Penrose is 4 months old. She babbles, laughs, grabs her feet, rolls over, bangs on her xylophone, and does not want to go to sleep.
I should have known that I was setting myself up to fail when, weeks one through 12, when people asked, “And does she sleep?” I would respond, “She sleeps!” She did, two, three, four, even six hours at a stretch. But suddenly, at 12 weeks, she stopped. When I put her in her crib after nursing her at night she would suddenly tense up and start hollering. Even if she slept on me, at 2 in the morning she would start scootching around, crying, and almost always spit up right into my nursing bra. Co-sleeping in the trundle bed in her room, the safest spot in the house, works. Driving her around works–she’s slept through the night, a whole 11 hours straight, twice now following “snooze cruises.” And once, mysteriously, we set her down in her crib at my parents’ house and she peacefully drifted off and stayed asleep for 11 hours. It’s worked a few times to sing her to sleep, massage her to sleep, play the piano or guitar until she goes to sleep.
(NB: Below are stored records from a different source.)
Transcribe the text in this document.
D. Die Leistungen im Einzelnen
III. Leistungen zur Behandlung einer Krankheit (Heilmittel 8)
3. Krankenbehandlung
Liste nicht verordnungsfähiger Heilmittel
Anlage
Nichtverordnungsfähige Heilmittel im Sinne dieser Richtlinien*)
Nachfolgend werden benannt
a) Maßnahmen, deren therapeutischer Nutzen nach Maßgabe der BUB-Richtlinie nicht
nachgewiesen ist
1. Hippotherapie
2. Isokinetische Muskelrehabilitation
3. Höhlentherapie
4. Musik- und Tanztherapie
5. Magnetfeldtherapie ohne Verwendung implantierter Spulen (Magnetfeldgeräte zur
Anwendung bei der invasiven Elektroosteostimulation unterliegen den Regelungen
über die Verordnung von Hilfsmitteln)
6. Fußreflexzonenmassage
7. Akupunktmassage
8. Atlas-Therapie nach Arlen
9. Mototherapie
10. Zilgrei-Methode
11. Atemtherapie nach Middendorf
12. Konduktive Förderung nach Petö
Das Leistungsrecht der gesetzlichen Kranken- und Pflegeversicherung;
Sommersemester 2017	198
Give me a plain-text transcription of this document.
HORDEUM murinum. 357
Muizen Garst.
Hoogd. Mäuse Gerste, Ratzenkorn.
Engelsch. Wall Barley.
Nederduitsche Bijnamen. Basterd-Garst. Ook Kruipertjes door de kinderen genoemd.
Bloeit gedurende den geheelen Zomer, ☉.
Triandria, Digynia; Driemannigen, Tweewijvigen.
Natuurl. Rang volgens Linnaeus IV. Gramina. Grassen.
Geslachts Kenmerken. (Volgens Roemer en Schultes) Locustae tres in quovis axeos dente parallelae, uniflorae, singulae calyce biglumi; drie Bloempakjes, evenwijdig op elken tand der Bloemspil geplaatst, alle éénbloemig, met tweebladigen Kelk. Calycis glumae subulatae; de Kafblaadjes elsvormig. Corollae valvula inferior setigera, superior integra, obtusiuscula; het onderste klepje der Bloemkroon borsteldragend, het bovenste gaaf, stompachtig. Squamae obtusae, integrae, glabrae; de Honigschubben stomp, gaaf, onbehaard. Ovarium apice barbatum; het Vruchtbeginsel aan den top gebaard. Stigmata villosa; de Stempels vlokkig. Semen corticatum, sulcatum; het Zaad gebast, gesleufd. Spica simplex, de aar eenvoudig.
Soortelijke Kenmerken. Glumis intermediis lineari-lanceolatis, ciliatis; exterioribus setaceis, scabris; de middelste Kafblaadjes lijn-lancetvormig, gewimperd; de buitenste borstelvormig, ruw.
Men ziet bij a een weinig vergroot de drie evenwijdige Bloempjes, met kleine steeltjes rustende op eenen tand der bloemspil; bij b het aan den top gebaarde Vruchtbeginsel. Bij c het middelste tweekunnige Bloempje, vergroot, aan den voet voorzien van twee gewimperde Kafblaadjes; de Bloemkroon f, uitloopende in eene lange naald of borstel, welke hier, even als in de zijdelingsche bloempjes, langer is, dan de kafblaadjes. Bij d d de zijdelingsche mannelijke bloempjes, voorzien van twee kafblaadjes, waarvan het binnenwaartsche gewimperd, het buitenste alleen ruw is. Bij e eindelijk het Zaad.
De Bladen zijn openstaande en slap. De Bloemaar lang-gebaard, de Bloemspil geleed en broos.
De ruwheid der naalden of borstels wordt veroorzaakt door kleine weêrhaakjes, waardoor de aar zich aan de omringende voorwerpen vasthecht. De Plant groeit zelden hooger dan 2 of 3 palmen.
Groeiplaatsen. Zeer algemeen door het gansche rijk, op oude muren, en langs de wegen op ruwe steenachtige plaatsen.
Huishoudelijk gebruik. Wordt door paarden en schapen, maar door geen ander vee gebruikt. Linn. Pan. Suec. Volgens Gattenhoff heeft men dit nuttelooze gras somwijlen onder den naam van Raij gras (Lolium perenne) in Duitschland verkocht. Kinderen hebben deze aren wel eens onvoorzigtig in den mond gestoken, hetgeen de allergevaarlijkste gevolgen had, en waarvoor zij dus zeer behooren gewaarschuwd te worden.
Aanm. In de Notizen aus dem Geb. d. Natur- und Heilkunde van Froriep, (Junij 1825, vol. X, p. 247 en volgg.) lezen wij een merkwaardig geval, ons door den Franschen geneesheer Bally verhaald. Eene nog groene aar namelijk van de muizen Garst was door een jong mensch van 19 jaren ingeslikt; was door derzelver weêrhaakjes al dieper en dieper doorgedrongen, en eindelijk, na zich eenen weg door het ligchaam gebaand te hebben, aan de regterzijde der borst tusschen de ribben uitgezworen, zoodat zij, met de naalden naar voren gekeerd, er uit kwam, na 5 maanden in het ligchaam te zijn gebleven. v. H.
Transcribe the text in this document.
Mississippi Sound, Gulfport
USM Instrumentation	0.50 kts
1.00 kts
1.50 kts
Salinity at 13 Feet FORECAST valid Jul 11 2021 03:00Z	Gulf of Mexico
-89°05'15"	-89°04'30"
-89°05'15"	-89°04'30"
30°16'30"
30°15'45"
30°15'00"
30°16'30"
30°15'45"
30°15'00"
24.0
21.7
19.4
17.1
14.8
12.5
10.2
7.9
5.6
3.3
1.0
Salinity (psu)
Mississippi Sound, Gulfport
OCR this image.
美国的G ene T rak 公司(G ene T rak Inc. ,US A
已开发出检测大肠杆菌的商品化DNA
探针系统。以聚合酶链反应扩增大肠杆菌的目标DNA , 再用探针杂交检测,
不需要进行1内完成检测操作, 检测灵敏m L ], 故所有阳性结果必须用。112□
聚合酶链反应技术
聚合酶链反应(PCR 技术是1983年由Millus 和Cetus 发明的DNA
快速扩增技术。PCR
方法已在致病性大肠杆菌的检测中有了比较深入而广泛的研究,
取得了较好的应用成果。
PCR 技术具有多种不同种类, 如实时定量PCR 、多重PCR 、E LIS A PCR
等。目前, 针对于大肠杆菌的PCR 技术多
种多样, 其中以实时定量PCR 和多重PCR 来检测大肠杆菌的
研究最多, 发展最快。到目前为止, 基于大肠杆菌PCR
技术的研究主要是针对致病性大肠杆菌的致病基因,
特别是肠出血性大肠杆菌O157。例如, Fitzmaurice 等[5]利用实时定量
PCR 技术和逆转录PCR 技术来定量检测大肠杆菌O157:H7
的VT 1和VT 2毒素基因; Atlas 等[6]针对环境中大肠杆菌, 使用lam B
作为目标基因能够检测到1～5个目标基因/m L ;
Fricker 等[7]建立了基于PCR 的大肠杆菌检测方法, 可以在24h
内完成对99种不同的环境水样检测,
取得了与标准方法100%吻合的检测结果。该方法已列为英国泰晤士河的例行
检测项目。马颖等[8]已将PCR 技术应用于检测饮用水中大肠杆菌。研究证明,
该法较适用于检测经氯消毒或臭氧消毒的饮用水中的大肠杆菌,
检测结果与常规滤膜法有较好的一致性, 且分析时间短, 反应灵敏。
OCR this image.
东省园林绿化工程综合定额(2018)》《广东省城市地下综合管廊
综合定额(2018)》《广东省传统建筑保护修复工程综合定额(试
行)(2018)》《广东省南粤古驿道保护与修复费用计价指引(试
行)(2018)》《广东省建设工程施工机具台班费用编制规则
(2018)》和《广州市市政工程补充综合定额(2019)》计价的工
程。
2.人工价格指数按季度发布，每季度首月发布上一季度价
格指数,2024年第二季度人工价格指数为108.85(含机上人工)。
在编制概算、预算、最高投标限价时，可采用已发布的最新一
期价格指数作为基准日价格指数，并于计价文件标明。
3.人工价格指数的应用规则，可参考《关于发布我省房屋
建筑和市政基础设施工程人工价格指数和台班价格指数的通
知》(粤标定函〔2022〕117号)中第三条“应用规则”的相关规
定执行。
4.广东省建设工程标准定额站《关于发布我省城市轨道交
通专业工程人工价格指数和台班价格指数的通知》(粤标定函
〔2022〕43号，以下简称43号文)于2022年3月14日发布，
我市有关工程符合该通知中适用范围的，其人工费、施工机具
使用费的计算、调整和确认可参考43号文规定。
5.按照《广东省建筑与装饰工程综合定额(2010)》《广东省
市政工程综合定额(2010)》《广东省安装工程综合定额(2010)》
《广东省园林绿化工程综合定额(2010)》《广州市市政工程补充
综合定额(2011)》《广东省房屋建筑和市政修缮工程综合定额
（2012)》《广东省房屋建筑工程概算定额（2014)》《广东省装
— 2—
More often than not, though–way more often–evenings get tense around bedtime. And our goal, like most parents’, is sleep without “sleep props,” and without crying, for several hours at a stretch.
I read “The No-Cry Sleep Solution” and I read “Healthy Sleep Habits, Happy Child.” I’ve been plumbing the depths of the internet. And the more I read, the guiltier I feel.
I feel guilty for nursing her to sleep (sleep prop). I feel guilty for co-sleeping occasionally (danger of death, plus sleep prop). I felt guilty for letting her cry the other night for a full hour (simultaneous guilt over teaching her not to trust me, soaring cortisol levels, muscle tension, etc.) and also for not letting her cry longer so she learns how to self-soothe. I feel guilty for keeping her up too late. And the week I put her to bed at 7 every night (tried, anyway; she very reliably fell asleep for 20 minutes and woke up screaming) I felt guilty for the daylight she was missing. I feel a little bit guilty about the fact that I told my husband to take her on a snooze cruise this evening rather than co-sleep again, except that he’ll probably use the time to take some night sky photographs so it’s all good. (Oh, and sleep prop.)
I feel guilty because every sleep book and website talks about how, without proper sleep, my child will likely grow up to be obese, depressed, and do poorly on the SATs. The fact that I was largely a non-sleeping baby who went to Brown and has an average BMI isn’t as convincing at 3 in the morning as it is writing it now.
I have faith that we’ll hit on the magic formula, hopefully soon. I’m personally torn between sleep training (with crying) and setting up our room for safe co-sleeping. Except if we co-sleep at some point we’ll have to UN-co-sleep which sounds like a whole other mishegas. And if I let her cry she might learn that the world is a cold, dark place; life is nasty, brutish, and short; and a whole host of other pessimistic aphorisms.
I’m open to advice and reassurance. There are seven billion people in the world, all of whom were babies at some point, and most of whom probably gave their parents a hard time about going to sleep. But there are enough scenarios around–the co-sleeping 10-year-old, the 18-month-old who still wakes up to nurse–that seem less than ideal. I want to put in the work now to have good outcomes later. The question is, which is the right work to put in? And how do I quell that creeping guilt?